# Baş üstüne



## rupertbrooke

I am trying to find the Turkish equivalent for 'yes sir(ree) no sir(ree)'. 
UK/ US, informal — used in the phrases no sirree and yes sirree for emphasis, to show surprise, etc. ▪ I won't let them do it. No sirree. [=no sir] ▪ “Did you like the movie?” “Yes sirree, I sure did.”
One suggestion is baş üstüne. What does ıt mean lıterally?


----------



## ancalimon

It means "on the head".. Maybe it means that whatever you say, I will carry it on my head and never forget it and eventually do it. It's most probably an ancient horde (army) jargon.


----------



## Reverence

There are quite a few options in Turkish. Examples below:

- Film nasıldı? Beğendin mi? (How was the movie? Did you like it?)
- Hem de nasıl! (Oh, boy, did I!)
or
- Beğenmez olur muyum? (How couldn't I?)
or
- Ne diyorsun, enfesti! (What are you talking about, it was terrific!)
etc.

As for "No, sirree", I'd suggest adverbs "katiyen" and "hayatta". Dictionaries will probably yield results such as "never" and "no way", but they carry just as much emphasis as "no, sirree" and can be safely employed to convey the tone and meaning.

- Hayatta olmaz. (No way could that happen.)
- Gitmesine katiyen müsaade etmem. (I'll never allow him to leave, no sirree.)

A phrase I find myself using often is, "Yok öyle bir şey" (No such thing). Can be used alone or for punctuation after you've already stated your negativity towards the topic of interest.

- Mont onda kalacakmış. Sanki izin verirdim de... Yok öyle bir şey. (He'll keep the coat, he says. As if I'd let him. No, sirree.)


----------



## rupertbrooke

Thanks , Reverence, for taking SO much trouble. Your suggestions are excellent and very much appreciated! Thanks to contribution from ancalimon.


----------



## Reverence

Not at all. Anytime.


----------



## FlyingBird

İ know people saying it when someone give them order to do something.

Can you explain me word by word without suffixes please and literally meaning?

Baş=head
üstüne='what would be originall word without suffixes, what suffixes are added and why'?
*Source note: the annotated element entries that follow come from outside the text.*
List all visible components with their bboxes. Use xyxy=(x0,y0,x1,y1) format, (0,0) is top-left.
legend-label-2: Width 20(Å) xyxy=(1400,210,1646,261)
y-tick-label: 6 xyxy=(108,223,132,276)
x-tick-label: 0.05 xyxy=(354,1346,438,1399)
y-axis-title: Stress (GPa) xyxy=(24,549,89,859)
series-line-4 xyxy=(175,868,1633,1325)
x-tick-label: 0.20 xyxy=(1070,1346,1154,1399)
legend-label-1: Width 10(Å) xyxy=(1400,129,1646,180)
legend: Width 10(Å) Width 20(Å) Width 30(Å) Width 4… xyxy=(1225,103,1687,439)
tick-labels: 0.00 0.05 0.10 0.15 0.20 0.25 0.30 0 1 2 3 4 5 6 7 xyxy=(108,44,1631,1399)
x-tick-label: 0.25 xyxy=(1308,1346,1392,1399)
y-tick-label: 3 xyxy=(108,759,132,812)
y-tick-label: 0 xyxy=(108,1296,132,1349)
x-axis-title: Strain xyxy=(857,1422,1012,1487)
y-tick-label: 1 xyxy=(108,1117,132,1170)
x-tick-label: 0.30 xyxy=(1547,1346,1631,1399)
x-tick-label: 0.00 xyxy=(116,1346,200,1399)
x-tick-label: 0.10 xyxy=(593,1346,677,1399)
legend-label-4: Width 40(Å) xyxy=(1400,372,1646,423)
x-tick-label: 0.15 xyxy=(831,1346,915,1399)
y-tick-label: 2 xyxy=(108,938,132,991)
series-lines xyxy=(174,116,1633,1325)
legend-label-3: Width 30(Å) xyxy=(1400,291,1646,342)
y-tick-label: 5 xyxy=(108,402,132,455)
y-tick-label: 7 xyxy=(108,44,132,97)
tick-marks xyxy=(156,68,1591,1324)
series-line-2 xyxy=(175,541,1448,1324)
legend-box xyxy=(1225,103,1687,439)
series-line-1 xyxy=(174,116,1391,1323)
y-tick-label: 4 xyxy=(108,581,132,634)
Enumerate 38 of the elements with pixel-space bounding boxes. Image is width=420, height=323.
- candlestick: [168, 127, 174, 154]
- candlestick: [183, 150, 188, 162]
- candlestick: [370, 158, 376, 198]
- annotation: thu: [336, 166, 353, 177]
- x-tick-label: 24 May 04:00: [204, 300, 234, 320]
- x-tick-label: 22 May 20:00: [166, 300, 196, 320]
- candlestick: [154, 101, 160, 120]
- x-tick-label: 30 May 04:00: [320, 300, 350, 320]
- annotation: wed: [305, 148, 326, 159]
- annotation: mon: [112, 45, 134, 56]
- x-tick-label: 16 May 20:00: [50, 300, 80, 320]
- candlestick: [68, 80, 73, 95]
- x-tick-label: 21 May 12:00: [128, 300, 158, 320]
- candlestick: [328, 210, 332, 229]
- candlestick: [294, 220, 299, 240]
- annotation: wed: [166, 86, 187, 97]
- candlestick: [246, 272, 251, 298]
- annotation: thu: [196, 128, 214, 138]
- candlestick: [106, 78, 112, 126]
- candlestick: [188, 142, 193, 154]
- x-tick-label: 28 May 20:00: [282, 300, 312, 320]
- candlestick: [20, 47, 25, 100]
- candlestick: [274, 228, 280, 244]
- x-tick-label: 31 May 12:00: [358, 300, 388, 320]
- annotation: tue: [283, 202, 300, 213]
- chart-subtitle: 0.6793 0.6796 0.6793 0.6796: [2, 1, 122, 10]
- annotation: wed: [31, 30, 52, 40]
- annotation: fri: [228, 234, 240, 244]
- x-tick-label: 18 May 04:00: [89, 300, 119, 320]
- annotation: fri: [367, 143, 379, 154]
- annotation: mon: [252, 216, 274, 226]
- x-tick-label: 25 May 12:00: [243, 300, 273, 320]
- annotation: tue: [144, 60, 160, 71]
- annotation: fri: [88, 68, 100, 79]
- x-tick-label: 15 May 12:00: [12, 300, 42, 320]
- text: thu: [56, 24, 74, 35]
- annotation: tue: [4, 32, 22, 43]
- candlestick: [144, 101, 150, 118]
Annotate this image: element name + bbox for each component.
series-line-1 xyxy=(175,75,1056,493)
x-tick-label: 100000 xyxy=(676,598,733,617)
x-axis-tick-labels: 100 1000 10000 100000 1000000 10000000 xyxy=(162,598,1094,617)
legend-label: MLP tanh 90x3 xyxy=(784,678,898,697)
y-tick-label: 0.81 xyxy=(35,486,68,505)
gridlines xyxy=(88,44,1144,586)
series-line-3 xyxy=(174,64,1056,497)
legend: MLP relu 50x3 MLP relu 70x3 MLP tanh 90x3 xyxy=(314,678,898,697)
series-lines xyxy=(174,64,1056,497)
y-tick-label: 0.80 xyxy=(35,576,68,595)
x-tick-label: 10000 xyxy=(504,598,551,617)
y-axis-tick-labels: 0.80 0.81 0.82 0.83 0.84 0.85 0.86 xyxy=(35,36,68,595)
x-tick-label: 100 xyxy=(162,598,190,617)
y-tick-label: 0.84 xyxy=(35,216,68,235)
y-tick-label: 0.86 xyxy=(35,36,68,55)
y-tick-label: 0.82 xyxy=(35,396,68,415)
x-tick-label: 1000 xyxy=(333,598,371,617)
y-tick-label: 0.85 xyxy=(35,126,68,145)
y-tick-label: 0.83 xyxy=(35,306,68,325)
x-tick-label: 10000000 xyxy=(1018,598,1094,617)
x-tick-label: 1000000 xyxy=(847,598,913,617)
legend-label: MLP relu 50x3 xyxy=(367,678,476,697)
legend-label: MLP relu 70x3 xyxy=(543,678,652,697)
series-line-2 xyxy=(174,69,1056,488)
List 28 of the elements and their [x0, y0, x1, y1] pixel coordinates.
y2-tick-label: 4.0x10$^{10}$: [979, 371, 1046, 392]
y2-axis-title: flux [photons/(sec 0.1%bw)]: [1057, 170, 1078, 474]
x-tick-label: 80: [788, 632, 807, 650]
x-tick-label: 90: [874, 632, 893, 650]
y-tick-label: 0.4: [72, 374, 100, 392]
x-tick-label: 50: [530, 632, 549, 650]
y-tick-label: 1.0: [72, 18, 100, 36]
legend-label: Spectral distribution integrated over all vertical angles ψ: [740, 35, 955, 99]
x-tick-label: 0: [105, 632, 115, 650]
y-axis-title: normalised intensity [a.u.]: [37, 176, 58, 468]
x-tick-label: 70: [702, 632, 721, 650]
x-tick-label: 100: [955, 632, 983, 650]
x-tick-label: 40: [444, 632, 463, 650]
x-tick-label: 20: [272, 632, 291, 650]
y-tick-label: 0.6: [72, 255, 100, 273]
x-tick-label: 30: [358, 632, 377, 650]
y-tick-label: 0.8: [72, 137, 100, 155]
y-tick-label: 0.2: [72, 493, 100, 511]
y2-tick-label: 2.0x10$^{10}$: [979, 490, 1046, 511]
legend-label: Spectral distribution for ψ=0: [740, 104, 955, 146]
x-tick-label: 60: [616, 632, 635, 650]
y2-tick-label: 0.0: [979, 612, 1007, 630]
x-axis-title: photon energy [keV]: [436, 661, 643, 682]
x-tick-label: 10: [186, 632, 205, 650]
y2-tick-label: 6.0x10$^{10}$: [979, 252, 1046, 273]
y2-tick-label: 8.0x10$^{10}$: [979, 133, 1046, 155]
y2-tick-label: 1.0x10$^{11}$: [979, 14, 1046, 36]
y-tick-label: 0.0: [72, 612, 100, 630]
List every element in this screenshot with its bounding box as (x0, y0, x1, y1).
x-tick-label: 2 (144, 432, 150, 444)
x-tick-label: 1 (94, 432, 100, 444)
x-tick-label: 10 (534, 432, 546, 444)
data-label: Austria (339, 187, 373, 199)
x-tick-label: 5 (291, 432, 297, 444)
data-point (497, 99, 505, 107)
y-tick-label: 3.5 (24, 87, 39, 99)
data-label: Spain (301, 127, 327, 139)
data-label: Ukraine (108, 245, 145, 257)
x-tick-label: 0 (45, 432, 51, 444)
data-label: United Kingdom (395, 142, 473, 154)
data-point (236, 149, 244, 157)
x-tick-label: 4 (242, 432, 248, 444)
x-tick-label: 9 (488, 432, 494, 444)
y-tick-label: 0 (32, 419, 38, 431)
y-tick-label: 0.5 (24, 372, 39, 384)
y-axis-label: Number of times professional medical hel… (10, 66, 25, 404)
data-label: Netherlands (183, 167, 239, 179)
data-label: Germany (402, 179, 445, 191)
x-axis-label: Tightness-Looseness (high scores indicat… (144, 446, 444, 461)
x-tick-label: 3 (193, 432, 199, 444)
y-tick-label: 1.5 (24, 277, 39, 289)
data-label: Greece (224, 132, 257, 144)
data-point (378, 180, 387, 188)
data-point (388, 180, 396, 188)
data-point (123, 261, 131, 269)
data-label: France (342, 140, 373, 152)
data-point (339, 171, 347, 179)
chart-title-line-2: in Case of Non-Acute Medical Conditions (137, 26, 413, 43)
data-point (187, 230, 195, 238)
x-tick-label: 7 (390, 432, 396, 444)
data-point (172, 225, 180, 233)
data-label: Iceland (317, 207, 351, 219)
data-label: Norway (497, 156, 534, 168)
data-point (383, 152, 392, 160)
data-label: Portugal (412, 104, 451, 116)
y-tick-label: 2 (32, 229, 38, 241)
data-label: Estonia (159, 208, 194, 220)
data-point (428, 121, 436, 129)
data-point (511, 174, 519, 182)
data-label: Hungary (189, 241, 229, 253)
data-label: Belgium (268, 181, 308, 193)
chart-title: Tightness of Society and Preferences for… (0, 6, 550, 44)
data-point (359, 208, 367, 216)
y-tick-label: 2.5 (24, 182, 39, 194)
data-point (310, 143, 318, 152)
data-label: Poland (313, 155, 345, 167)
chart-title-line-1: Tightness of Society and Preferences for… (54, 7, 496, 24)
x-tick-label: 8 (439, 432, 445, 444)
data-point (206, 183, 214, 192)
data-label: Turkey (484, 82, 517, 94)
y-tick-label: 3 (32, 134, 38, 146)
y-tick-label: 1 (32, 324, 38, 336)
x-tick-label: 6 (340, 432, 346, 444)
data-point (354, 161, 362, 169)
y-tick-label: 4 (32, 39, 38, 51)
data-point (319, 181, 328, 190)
şimdiden teşekkür ediyorum


----------



## stonerain

top would be üst and at top would be üst*üne*


----------



## Sirius77

it means "certainly". 

Its mainly a military expression. When commander gives an order, soldier replies "baş üstüne". But in daily life, it is not used widely, since it has an excessive submissive connotation.


----------



## Gemmenita

"Baş üstüne" is used when A asks a request from B and B, for showing his acceptance for doing the service eagerly for A, says "Baş üstüne!" which has a literal meaning: On my head! (means your request is so precious for me  that I put it on my head and I do it with pleasure)

Baş üstüne = Gözüm üstünde


----------